自分は集団には属さない方がいい、そう判断して、やりきれなさや怒りをぶつけるように休みの日に小説を書いた。

その小説が幸運にも新人賞を受賞し、小説家デビューが決まったのだ。

それをキッカケに、将来が見えない不安定さはあったものの、俺はなんの未練もなく勤続年数1年の会社を退職した。

今思い返しても、あの時の決断は正解だった。

小説家は個人事業主だ。

出版社とのやりとりはあるが、今までと違って集団生活を余儀なくされることはない。

それが俺には合っていた。

新たに知り合った女性とも集団を介さずに個人的な付き合いができるようになったおかげで、24歳になってようやく初めて彼女ができた。
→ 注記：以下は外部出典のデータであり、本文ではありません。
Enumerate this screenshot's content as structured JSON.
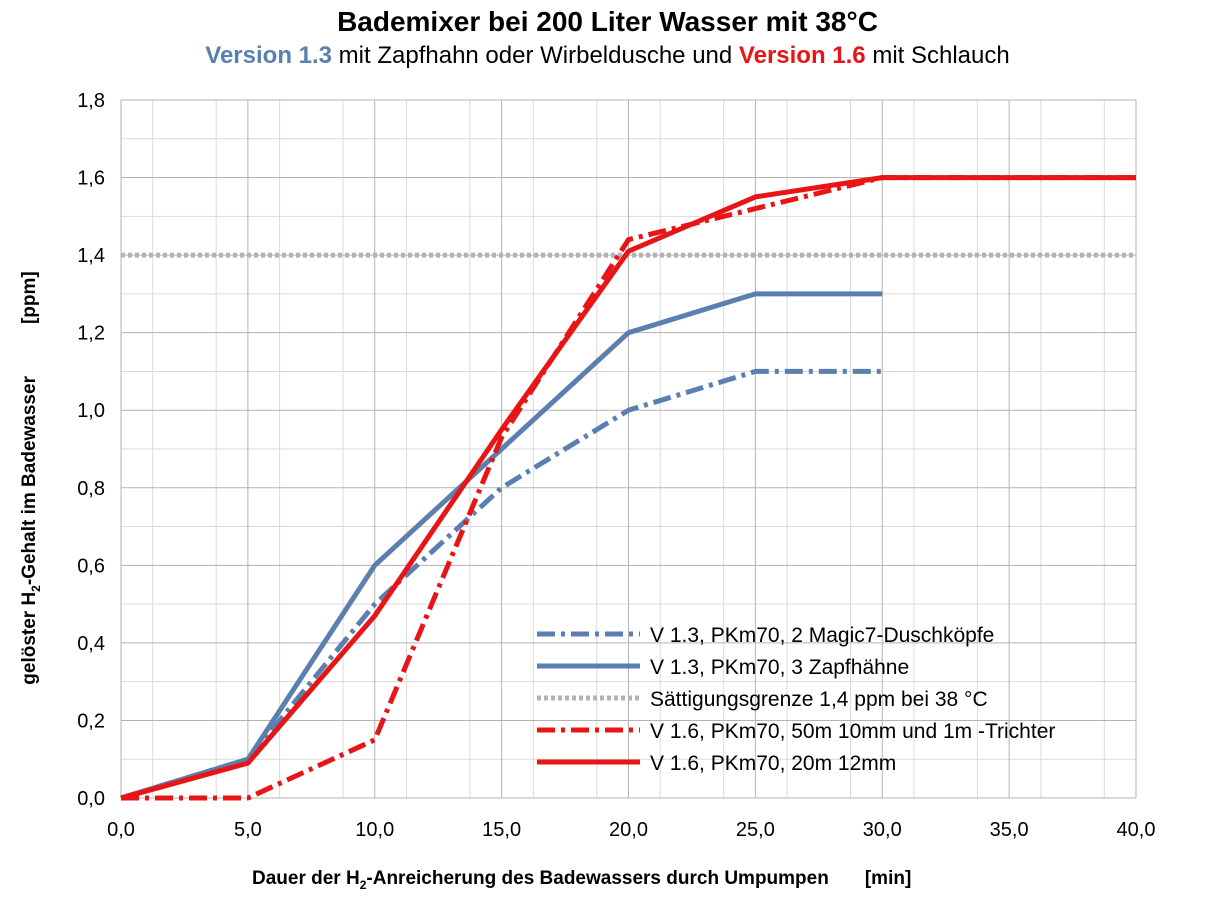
{
  "chart_data": {
    "type": "line",
    "title": "Bademixer bei 200 Liter Wasser mit 38°C",
    "subtitle": {
      "part1": "Version 1.3",
      "part2": " mit Zapfhahn oder Wirbeldusche und ",
      "part3": "Version 1.6",
      "part4": " mit Schlauch"
    },
    "ylabel": {
      "pre": "gelöster H",
      "sub": "2",
      "post": "-Gehalt im Badewasser",
      "unit": "[ppm]"
    },
    "xlabel": {
      "pre": "Dauer der H",
      "sub": "2",
      "post": "-Anreicherung des Badewassers durch Umpumpen",
      "unit": "[min]"
    },
    "xlim": [
      0,
      40
    ],
    "ylim": [
      0,
      1.8
    ],
    "xticks": [
      "0,0",
      "5,0",
      "10,0",
      "15,0",
      "20,0",
      "25,0",
      "30,0",
      "35,0",
      "40,0"
    ],
    "yticks": [
      "0,0",
      "0,2",
      "0,4",
      "0,6",
      "0,8",
      "1,0",
      "1,2",
      "1,4",
      "1,6",
      "1,8"
    ],
    "grid": true,
    "legend_position": "bottom-right",
    "series": [
      {
        "name": "V 1.3, PKm70, 2 Magic7-Duschköpfe",
        "color": "#5b7fae",
        "style": "dashdot",
        "x": [
          0,
          5,
          10,
          15,
          20,
          25,
          30
        ],
        "y": [
          0.0,
          0.1,
          0.5,
          0.8,
          1.0,
          1.1,
          1.1
        ]
      },
      {
        "name": "V 1.3, PKm70, 3 Zapfhähne",
        "color": "#5b7fae",
        "style": "solid",
        "x": [
          0,
          5,
          10,
          15,
          20,
          25,
          30
        ],
        "y": [
          0.0,
          0.1,
          0.6,
          0.9,
          1.2,
          1.3,
          1.3
        ]
      },
      {
        "name": "Sättigungsgrenze 1,4 ppm bei 38 °C",
        "color": "#b4b4b4",
        "style": "dotted",
        "x": [
          0,
          40
        ],
        "y": [
          1.4,
          1.4
        ]
      },
      {
        "name": "V 1.6, PKm70, 50m 10mm und 1m -Trichter",
        "color": "#e81416",
        "style": "dashdot",
        "x": [
          0,
          5,
          10,
          15,
          20,
          25,
          30,
          40
        ],
        "y": [
          0.0,
          0.0,
          0.15,
          0.93,
          1.44,
          1.52,
          1.6,
          1.6
        ]
      },
      {
        "name": "V 1.6, PKm70, 20m 12mm",
        "color": "#e81416",
        "style": "solid",
        "x": [
          0,
          5,
          10,
          15,
          20,
          25,
          30,
          40
        ],
        "y": [
          0.0,
          0.09,
          0.47,
          0.95,
          1.41,
          1.55,
          1.6,
          1.6
        ]
      }
    ]
  }
}
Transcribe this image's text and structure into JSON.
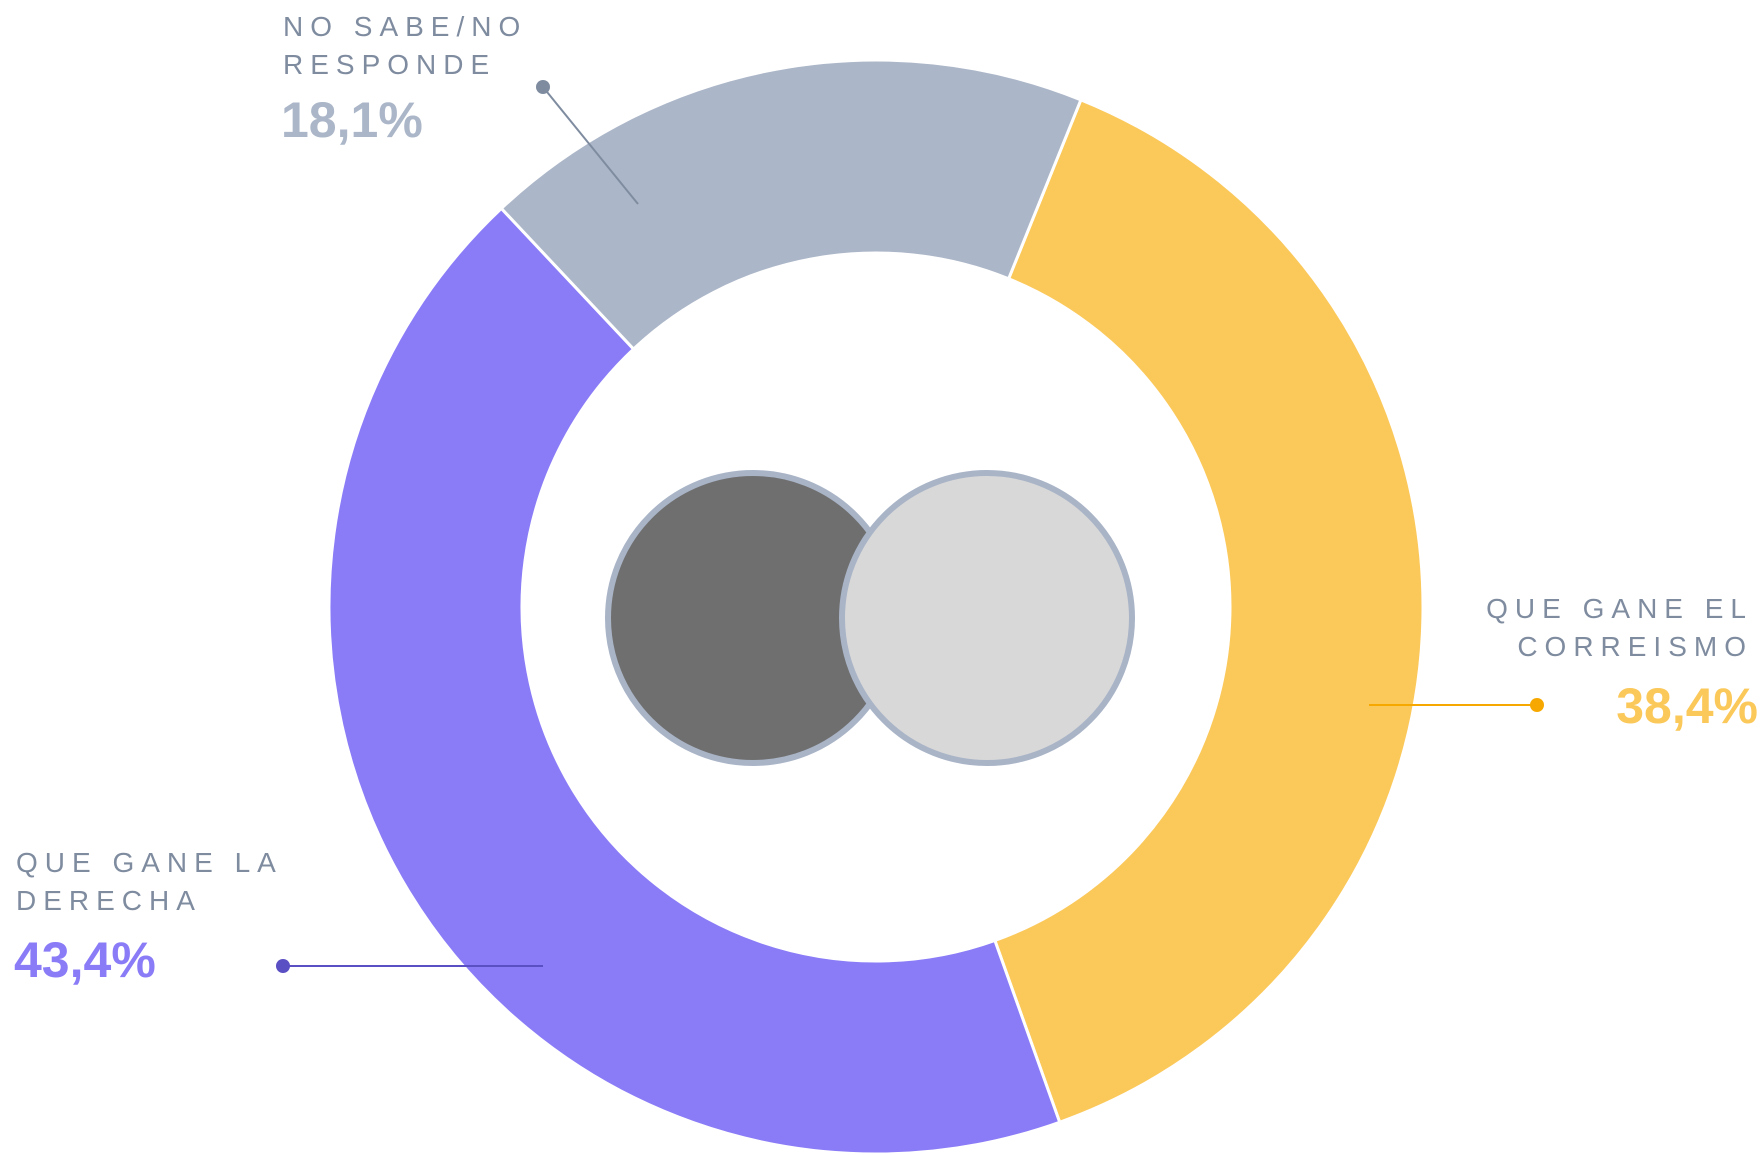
{
  "chart_data": {
    "type": "donut",
    "categories": [
      "QUE GANE EL CORREISMO",
      "QUE GANE LA DERECHA",
      "NO SABE/NO RESPONDE"
    ],
    "values": [
      38.4,
      43.4,
      18.1
    ],
    "value_labels": [
      "38,4%",
      "43,4%",
      "18,1%"
    ],
    "colors": [
      "#fbc85a",
      "#8a7cf7",
      "#abb6c8"
    ]
  }
}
ただ、残念ながら、そこからまた新たな問題が浮上することになる。

何かと言うと、付き合うと必ず「思ってたのと違った」と彼女から振られるのだ。

相手には困らないし、付き合うのも簡単だが、兎にも角にも交際が長続きしない。

自分なりの考察としては、容姿から過剰に期待を持たれるのも原因の一つだけど、たぶん恋愛的なシチュエーションにおいて女性に接し慣れていないことも大きいと思う。